Deputy Secretary of State Robert Zoellick described the $600,000 program as "very limited."

"For us to do more, we need more progress in terms of that investigation," he said.

Zoellick said Indonesian President Susilo Bambang Yudhoyono and other top officials had agreed to cooperate fully in the investigation of the ambush in which eight other Americans - including a 6-year-old child - were injured.

"I do see progress but I won't be satisfied until the culprits are brought to justice," Zoellick told reporters. "The sense I got is that the government understands the importance of this."

Local police in the eastern province of West Papua, where the victims worked at a school attached to an American-owned gold and copper mine, initially blamed the Aug. 31, 2002, ambush on an army special forces unit.

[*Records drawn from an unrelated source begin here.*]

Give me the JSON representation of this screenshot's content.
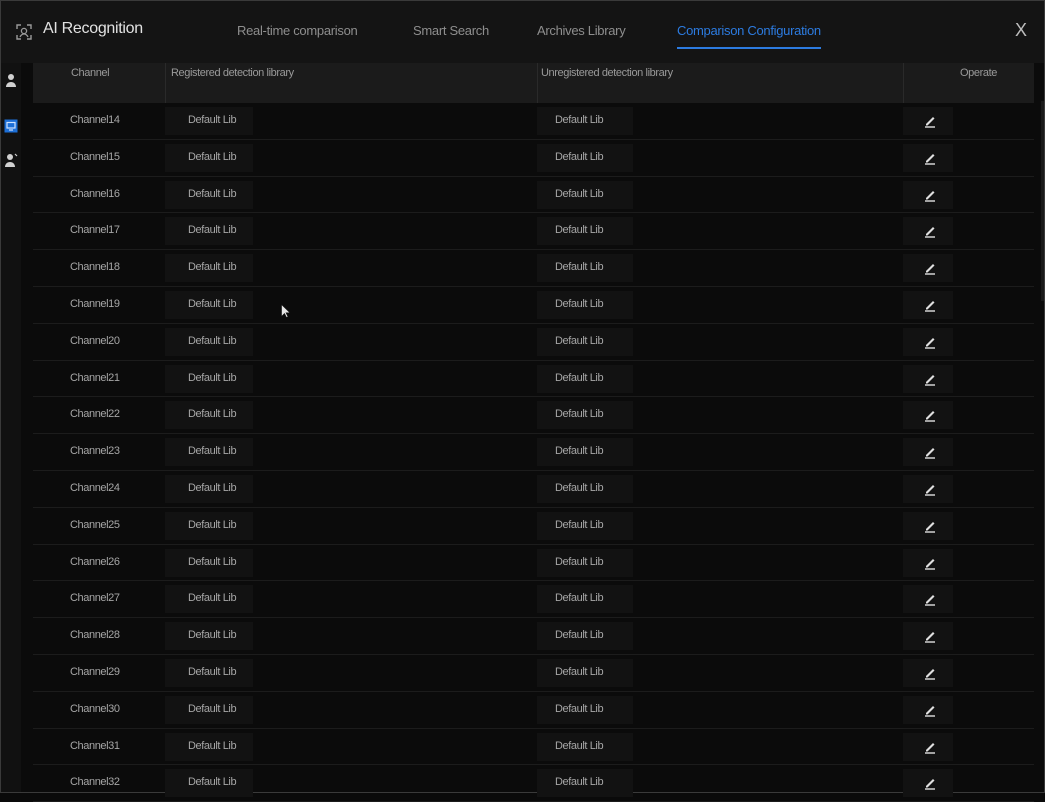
{
  "app": {
    "title": "AI Recognition",
    "logo_icon": "ai-face-icon"
  },
  "tabs": [
    {
      "label": "Real-time comparison",
      "active": false
    },
    {
      "label": "Smart Search",
      "active": false
    },
    {
      "label": "Archives Library",
      "active": false
    },
    {
      "label": "Comparison Configuration",
      "active": true
    }
  ],
  "close_label": "X",
  "rail_icons": [
    "person-icon",
    "monitor-icon",
    "person-tag-icon"
  ],
  "table": {
    "headers": {
      "channel": "Channel",
      "registered": "Registered detection library",
      "unregistered": "Unregistered detection library",
      "operate": "Operate"
    },
    "rows": [
      {
        "channel": "Channel14",
        "registered": "Default Lib",
        "unregistered": "Default Lib"
      },
      {
        "channel": "Channel15",
        "registered": "Default Lib",
        "unregistered": "Default Lib"
      },
      {
        "channel": "Channel16",
        "registered": "Default Lib",
        "unregistered": "Default Lib"
      },
      {
        "channel": "Channel17",
        "registered": "Default Lib",
        "unregistered": "Default Lib"
      },
      {
        "channel": "Channel18",
        "registered": "Default Lib",
        "unregistered": "Default Lib"
      },
      {
        "channel": "Channel19",
        "registered": "Default Lib",
        "unregistered": "Default Lib"
      },
      {
        "channel": "Channel20",
        "registered": "Default Lib",
        "unregistered": "Default Lib"
      },
      {
        "channel": "Channel21",
        "registered": "Default Lib",
        "unregistered": "Default Lib"
      },
      {
        "channel": "Channel22",
        "registered": "Default Lib",
        "unregistered": "Default Lib"
      },
      {
        "channel": "Channel23",
        "registered": "Default Lib",
        "unregistered": "Default Lib"
      },
      {
        "channel": "Channel24",
        "registered": "Default Lib",
        "unregistered": "Default Lib"
      },
      {
        "channel": "Channel25",
        "registered": "Default Lib",
        "unregistered": "Default Lib"
      },
      {
        "channel": "Channel26",
        "registered": "Default Lib",
        "unregistered": "Default Lib"
      },
      {
        "channel": "Channel27",
        "registered": "Default Lib",
        "unregistered": "Default Lib"
      },
      {
        "channel": "Channel28",
        "registered": "Default Lib",
        "unregistered": "Default Lib"
      },
      {
        "channel": "Channel29",
        "registered": "Default Lib",
        "unregistered": "Default Lib"
      },
      {
        "channel": "Channel30",
        "registered": "Default Lib",
        "unregistered": "Default Lib"
      },
      {
        "channel": "Channel31",
        "registered": "Default Lib",
        "unregistered": "Default Lib"
      },
      {
        "channel": "Channel32",
        "registered": "Default Lib",
        "unregistered": "Default Lib"
      }
    ]
  },
  "colors": {
    "accent": "#2c7be0",
    "background": "#0b0b0b",
    "header_bg": "#1b1b1b",
    "text": "#a6a6a6"
  }
}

The attack was seen as an effort by the military to discredit a pro-independence movement in the province.

A subsequent FBI probe led to the indictment by a U.S. grand jury of an Indonesian civilian, Anthonius Wamang. He was described as a pro-independence guerrilla, but separatist activists maintain he was a military informer. He has never been captured.

Zoellick also met with Planning Minister Sri Mulyani Indrawati to discuss America's role in rebuilding Indonesia's tsunami-devastated Aceh province, including plans to finance a $245 million road project, embassy officials said.

He witnessed the signing of an agreement for the United States to contribute $73 million in aid to Indonesia, including cash to establish an anti-corruption court aimed at stemming the country's endemic graft.